Figure 03 is not the same machine moved to a new corner. It is a newer generation built for a different task. Instead of welding-line insertion, it will handle sequencing in Hall 52: parts arrive unsorted in big containers, the robot picks them, sorts them, and loads them into a sequencing trolley. From there an automated tugger train or a Smart Transport Robot hauls the trolley to the assembly line so parts arrive “just in sequence” for the workers installing them.

The hardware was reworked to match. Adcock lists soft outer components for safety around people, wireless charging so the robot can run longer between shifts, speech-to-speech audio for talking to line workers, and new hands with tactile sensors and palm cameras for finer picking. That last item matters more than it sounds: body-shop insertion is heavy and repetitive, but rummaging through a bin of mixed parts and grabbing the right one is exactly the kind of fine, varied manipulation that has historically embarrassed humanoids.

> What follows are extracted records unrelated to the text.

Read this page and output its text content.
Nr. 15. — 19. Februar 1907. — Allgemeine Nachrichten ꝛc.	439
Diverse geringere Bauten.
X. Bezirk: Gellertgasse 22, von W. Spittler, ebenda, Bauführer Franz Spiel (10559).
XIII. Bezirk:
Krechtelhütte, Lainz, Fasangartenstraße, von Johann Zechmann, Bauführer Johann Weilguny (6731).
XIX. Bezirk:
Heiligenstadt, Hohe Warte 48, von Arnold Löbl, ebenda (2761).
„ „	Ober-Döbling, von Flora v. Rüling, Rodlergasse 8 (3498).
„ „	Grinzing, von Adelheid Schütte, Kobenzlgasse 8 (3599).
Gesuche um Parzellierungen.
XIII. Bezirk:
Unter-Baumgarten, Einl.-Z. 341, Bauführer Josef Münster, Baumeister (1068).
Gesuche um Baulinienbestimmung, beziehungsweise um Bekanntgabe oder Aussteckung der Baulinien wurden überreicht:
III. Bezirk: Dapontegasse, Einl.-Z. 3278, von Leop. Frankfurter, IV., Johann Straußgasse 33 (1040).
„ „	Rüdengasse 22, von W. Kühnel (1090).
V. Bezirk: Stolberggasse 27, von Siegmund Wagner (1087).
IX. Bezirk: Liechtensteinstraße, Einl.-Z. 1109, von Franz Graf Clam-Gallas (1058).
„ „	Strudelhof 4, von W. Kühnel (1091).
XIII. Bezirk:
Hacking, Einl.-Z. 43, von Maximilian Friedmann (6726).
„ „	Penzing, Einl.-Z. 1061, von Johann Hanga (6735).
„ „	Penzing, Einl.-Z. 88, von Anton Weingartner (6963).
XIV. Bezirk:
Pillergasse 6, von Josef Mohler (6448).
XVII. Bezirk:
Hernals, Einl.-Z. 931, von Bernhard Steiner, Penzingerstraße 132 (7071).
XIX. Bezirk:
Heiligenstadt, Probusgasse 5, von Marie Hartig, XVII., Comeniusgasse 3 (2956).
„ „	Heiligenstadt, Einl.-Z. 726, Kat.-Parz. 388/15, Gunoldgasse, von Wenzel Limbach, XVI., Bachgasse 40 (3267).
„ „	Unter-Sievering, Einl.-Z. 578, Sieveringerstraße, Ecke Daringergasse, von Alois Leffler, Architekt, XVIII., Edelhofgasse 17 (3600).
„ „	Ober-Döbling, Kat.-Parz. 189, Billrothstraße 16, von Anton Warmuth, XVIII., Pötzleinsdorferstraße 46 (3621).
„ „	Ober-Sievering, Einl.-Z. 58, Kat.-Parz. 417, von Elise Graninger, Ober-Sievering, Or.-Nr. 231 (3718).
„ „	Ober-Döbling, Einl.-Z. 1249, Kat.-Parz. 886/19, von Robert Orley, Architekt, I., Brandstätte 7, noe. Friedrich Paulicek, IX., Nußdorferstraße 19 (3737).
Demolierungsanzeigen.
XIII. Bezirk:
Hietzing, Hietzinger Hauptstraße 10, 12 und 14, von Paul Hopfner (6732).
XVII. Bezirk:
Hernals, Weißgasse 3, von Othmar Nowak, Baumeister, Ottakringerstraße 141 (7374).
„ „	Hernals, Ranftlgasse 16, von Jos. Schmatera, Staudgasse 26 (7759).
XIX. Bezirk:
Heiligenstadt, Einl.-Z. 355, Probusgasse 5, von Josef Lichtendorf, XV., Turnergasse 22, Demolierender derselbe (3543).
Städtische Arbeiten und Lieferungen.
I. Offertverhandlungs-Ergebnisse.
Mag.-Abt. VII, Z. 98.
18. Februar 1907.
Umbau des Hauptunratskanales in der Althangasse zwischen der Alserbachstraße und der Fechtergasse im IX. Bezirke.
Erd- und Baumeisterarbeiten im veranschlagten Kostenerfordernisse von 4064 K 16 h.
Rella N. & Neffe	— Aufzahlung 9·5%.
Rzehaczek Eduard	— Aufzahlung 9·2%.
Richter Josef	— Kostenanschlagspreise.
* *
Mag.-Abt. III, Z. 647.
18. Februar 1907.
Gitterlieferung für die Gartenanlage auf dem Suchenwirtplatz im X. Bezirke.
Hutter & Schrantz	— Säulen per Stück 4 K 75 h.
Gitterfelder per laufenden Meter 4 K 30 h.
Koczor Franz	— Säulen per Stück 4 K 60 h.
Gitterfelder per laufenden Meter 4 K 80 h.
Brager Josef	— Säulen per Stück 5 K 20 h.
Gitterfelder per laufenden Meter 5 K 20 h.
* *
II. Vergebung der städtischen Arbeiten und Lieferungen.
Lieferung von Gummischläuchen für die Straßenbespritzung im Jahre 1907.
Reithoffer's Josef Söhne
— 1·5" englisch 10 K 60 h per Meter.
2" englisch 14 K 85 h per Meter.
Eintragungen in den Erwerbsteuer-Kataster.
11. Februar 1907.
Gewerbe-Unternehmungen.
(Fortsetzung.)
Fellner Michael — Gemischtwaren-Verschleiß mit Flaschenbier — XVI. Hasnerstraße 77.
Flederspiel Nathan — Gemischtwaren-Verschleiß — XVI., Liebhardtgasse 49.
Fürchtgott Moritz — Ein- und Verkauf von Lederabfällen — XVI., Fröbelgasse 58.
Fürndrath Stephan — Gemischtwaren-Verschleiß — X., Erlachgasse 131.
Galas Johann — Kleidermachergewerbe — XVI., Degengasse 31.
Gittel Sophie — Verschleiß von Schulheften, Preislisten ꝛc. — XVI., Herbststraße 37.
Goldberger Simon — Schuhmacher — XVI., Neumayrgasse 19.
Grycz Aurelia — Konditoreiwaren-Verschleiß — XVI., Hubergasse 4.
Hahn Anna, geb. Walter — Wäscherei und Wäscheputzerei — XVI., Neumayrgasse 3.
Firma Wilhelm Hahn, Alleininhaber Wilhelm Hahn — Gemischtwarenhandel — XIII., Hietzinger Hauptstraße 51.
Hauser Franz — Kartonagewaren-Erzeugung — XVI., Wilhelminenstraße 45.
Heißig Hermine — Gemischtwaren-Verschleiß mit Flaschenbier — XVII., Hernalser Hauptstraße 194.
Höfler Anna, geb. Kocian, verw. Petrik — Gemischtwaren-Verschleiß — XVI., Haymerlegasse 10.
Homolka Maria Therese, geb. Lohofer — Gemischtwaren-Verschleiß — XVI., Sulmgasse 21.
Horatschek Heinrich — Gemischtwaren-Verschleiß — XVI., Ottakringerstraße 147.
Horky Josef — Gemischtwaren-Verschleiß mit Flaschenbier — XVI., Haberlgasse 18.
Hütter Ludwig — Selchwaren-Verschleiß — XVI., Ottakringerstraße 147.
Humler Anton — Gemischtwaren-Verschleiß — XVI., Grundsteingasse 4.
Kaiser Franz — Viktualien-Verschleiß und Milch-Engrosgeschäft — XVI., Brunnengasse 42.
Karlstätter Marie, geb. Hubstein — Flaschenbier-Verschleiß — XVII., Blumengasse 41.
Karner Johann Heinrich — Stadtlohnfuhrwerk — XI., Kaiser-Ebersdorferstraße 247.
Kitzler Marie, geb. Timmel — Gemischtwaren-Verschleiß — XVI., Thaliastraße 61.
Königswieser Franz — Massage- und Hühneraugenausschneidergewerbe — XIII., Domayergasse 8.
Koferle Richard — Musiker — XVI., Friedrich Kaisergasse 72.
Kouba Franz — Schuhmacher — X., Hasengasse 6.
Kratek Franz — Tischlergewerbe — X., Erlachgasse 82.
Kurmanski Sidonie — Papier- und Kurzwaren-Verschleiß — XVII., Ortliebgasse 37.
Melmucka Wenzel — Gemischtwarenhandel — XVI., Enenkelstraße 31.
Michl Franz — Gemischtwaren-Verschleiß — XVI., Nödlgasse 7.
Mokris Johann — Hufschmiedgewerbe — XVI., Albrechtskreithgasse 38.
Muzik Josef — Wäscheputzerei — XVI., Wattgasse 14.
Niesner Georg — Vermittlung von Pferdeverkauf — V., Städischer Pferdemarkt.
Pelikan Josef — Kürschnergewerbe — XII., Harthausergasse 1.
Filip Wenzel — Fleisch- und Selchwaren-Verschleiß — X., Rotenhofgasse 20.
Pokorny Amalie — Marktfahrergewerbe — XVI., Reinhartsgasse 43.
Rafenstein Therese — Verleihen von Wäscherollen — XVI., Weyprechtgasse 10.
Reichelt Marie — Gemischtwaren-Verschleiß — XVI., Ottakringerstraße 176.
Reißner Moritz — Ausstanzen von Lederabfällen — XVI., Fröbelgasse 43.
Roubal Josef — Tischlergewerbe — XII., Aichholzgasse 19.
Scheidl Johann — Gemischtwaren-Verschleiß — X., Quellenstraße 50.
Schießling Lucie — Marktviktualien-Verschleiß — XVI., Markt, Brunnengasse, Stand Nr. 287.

The careful language around the humans

BMW is conspicuously precise about what this is not. The company’s stated logic is narrow — let robots take the “monotonous, physically taxing, or safety-critical” jobs, leave the rest to the people who would rather not be doing them. Figure 03 is also landing inside a hall that already runs BMW’s broader automation stack: a Virtual Factory tool that simulates human movement before parts hit the line, and AIQX, a camera-and-sensor system that flags defects in real time and pings workers’ handheld devices.

That framing is sincere and also load-bearing. “Robots do the jobs nobody wants” is the entire social license under which this technology gets onto a factory floor. It is worth noting that sequencing — picking and sorting parts into a trolley — is not, historically, a job that didn’t exist; it is a job people have been paid to do. The honest version of the BMW story is not that no human work is touched, but that the company is betting the touched work is the kind workers will be glad to give up. Whether that bet holds as the robot count climbs from one to many is the thing Spartanburg is quietly testing.

For LostJobs readers, the signal here is the same one worth tracking across this whole category: not the unveiling, but the second deployment. A humanoid that gets a follow-up assignment after eleven real months is further along than a thousand that are still doing demos. Spartanburg now has two on its résumé.